Some things are the same. How will he do under anesthesia? How will he handle waking up after surgery? Then the biggie that get me ever time is : Is this truly necessary? I know it is but does not make it any easier!

I hate, let me say that again I hate to see my little ones in pain. I know I have to keep an eye on the pain meds but this is the hard part of surgery no matter how much pain meds you have there is still some pain they only dull it.

Closing thoughts ( More to help me)

Isaiah 43: 2 When you go through deep waters and great trouble, I will be with you. When you go through rivers of difficulty, you will not drown! When you walk through the fire of oppression, you will not be burned up. The flames will not consume you.

Jeremiah 30:17 "I will restore you to health and heal your wounds," declares the Lord.

Joshua 1:9 "Have I not commanded you? Be strong and courageous. Do not be terrified; do not be discouraged, for the Lord your God will be with you wherever you go."

Deuteronomy 31:8 The Lord himself goes before you and will be with you; he will never leave you nor forsake you. Do not be afraid; do not be discouraged.

Now I am off to make my checklist and get my surgery pack ready.

Wednesday, March 2, 2011

Selective Mutism

Finally an update!

We thought we were prepared for everything when coming to adopting our son. We read every book we could read. Trying to remember no two children are the same. We knew about cleft lip and palate before choosing a son with one. In this we knew that not two children are the same. We knew about RAD, AHAD, ADD, PTSD and other adoption related disorders.

But Selective Mutism was never on our radar. We recently have been doing a bunch of research on adoptive children and selective mutism. We are able only to find a little information. We are in new horizons with our son.

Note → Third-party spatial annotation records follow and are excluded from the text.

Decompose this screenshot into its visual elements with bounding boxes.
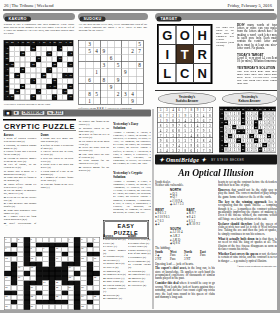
clue-text: Land measure that sounds painful (6) — [4, 202, 37, 208]
kakuro-clue-number: 8 — [256, 108, 257, 111]
clue-text: Make narrower (7) — [130, 248, 150, 251]
kakuro-clue-number: 11 — [17, 73, 19, 76]
target-letter-cell: H — [194, 26, 212, 45]
clue-text: Emphasise (8) — [106, 297, 122, 300]
crossword-clue-number: 7 — [5, 247, 6, 249]
clue-text: Consequence (7) — [131, 272, 149, 275]
sudoku-cell: 9 — [100, 48, 107, 55]
sudoku-cell — [136, 97, 143, 104]
sudoku-cell — [79, 90, 86, 97]
kakuro-clue-number: 31 — [22, 68, 25, 71]
cryptic-solution-heading: Yesterday's Cryptic Solution — [113, 171, 151, 179]
crossword-clue-number: 10 — [56, 247, 58, 249]
cryptic-solution-body: Across: 1 Strange; 5 Caste; 8 Nominate; … — [113, 180, 151, 214]
yesterdays-kakuro-answer-badge: Yesterday's Kakuro Answer — [222, 93, 277, 106]
crossword-clue-number: 30 — [81, 286, 83, 288]
sudoku-cell — [93, 97, 100, 104]
kakuro-clue-number: 3 — [260, 112, 261, 115]
crossword-clue-number: 12 — [5, 257, 7, 259]
cryptic-down-clues: Down1 Drink that will make one sink perh… — [41, 133, 74, 226]
kakuro-clue-number: 12 — [255, 139, 258, 142]
ribbon-chip: ✚ — [13, 110, 20, 115]
clue-text: Brief descriptions of different times (6… — [4, 221, 37, 226]
sudoku-cell — [129, 83, 136, 90]
sudoku-cell: 8 — [100, 76, 107, 83]
kakuro-clue-number: 12 — [22, 52, 25, 55]
answers-divider-rule — [155, 90, 277, 91]
sudoku-cell — [136, 69, 143, 76]
clue-text: A number of people found in the road (6) — [41, 176, 74, 182]
kakuro-clue-number: 23 — [11, 41, 14, 44]
sudoku-cell: 2 — [129, 48, 136, 55]
sudoku-cell — [79, 48, 86, 55]
kakuro-clue-number: 11 — [251, 135, 253, 138]
sudoku-cell — [121, 55, 128, 62]
sudoku-cell: 5 — [86, 48, 93, 55]
clue-text: It's turned up in the main event (6) — [79, 139, 110, 145]
paragraph-text: where it would be easy to go wrong. West… — [155, 282, 215, 299]
bridge-hand-south: SOUTH♠ A J 10 4♥ A K 2♦ A K Q♣ Q 8 6 — [170, 227, 215, 245]
kakuro-clue-number: 12 — [6, 79, 9, 82]
kakuro-clue-number: 10 — [6, 90, 9, 93]
clue-text: Stubborn (8) — [131, 269, 145, 272]
clue-text: Monarch (4) — [106, 269, 120, 272]
kakuro-clue-number: 5 — [222, 121, 223, 124]
kakuro-clue-number: 27 — [220, 117, 223, 120]
kakuro-cell: 2 — [271, 148, 275, 153]
kakuro-clue-number: 9 — [7, 68, 8, 71]
sudoku-cell — [121, 97, 128, 104]
crossword-clue-number: 5 — [81, 238, 82, 240]
sudoku-cell — [100, 97, 107, 104]
clue-text: Fish one found in the river bank (7) — [41, 182, 74, 188]
sudoku-cell — [114, 83, 121, 90]
target-section-bar: TARGET — [155, 13, 277, 20]
crossword-clue-number: 15 — [81, 257, 83, 259]
kakuro-clue-number: 4 — [247, 108, 248, 111]
sudoku-cell — [136, 55, 143, 62]
clue-text: Music that is made by a mountain stream … — [4, 169, 37, 175]
sudoku-cell: 4 — [129, 90, 136, 97]
sudoku-cell: 1 — [93, 69, 100, 76]
crossword-clue-number: 32 — [31, 295, 33, 297]
kakuro-clue-number: 15 — [242, 112, 245, 115]
kakuro-clue-number: 23 — [43, 73, 46, 76]
kakuro-clue-number: 7 — [65, 41, 66, 44]
sudoku-cell — [93, 62, 100, 69]
clue-text: Capital fellow has a present for the kin… — [4, 150, 37, 156]
kakuro-clue-number: 19 — [242, 148, 245, 151]
bridge-vulnerability: Neither side vulnerable. — [155, 183, 215, 186]
sudoku-cell: 7 — [136, 48, 143, 55]
sudoku-cell — [86, 83, 93, 90]
kakuro-answer-badge-line2: Kakuro Answer — [223, 99, 277, 103]
sudoku-answer-badge-line2: Sudoku Answer — [159, 99, 216, 103]
crossword-cell — [43, 262, 49, 267]
sudoku-cell — [107, 97, 114, 104]
bridge-paragraph: hearts to set up the contract before the… — [218, 180, 277, 187]
opening-lead: Opening lead — jack of hearts. — [155, 262, 215, 266]
kakuro-cell: 16 — [68, 95, 73, 100]
crossword-clue-number: 22 — [69, 276, 71, 278]
target-letter-cell: T — [176, 45, 194, 64]
todays-target-text: Good 11, very good 14, excellent 18 (or … — [237, 56, 277, 63]
clue-text: Midday meal (8) — [106, 262, 124, 265]
sudoku-cell — [79, 76, 86, 83]
sudoku-cell — [129, 62, 136, 69]
target-label: TARGET — [157, 17, 182, 22]
kakuro-clue-number: 21 — [250, 108, 253, 111]
crossword-clue-number: 18 — [31, 267, 33, 269]
clue-text: Hosiery (6) — [131, 279, 143, 282]
bridge-left-paragraphs: The expert's chief asset, in the long ru… — [155, 267, 215, 299]
crossword-cell — [93, 266, 99, 271]
kakuro-clue-number: 27 — [6, 52, 9, 55]
crossword-clue-number: 26 — [5, 286, 7, 288]
sudoku-cell — [129, 41, 136, 48]
sudoku-label: SUDOKU — [80, 17, 106, 22]
crossword-clue-number: 3 — [31, 238, 32, 240]
crossword-ribbon: ▦✚CROSSWORD№ 28,312 — [3, 110, 151, 117]
cryptic-down-clues-continued: 14 Vehicle one found in the capital (7)1… — [79, 120, 110, 215]
kakuro-clue-number: 16 — [69, 63, 72, 66]
bridge-hand-west: WEST♠ 9 6 5 2♥ J 10 9 6 5♦ 7 6 3♣ 4 — [155, 207, 184, 226]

I am surprised how this has changed my thinking on what school he should attend. I researched schools when my daughter entered kindergarten thinking that this school will work for my son. I forgot to remember that no two children are the same and research for him I must. My research has taken a different turn than I thought. I have always thought my kids will go to private school. But is that the right choice for my son? He has different needs which is not very well supported in most private school. I have been on so many school tours and getting tired of filling out all these forms for school. I never knew have many forms public school had compared to daughter private school. I have one more school to look at and I am done and waiting for the Lottery to be done at a variety of schools. We may just end up @ a local public school waiting for an opening at the school of choice. At least he will get the services needed that are on campus and does not need to be taken from school to go like he would in private school. This is the hardest decision I have to make in a long time. We want the best for him and will do anything to make sure he has the best education we can give and be a supportive parents to him. I realize no one is perfect but I hate to make the wrong decision.

LM does not do well with change. This is why it is so hard of a decision. He needs a school that goes K-8. Not many of those schools in our area. I am going to trust and put my faith that the right decision will be made and we can move on. LM is a fun bright person whom we love dearly and hope with help we can overcome this.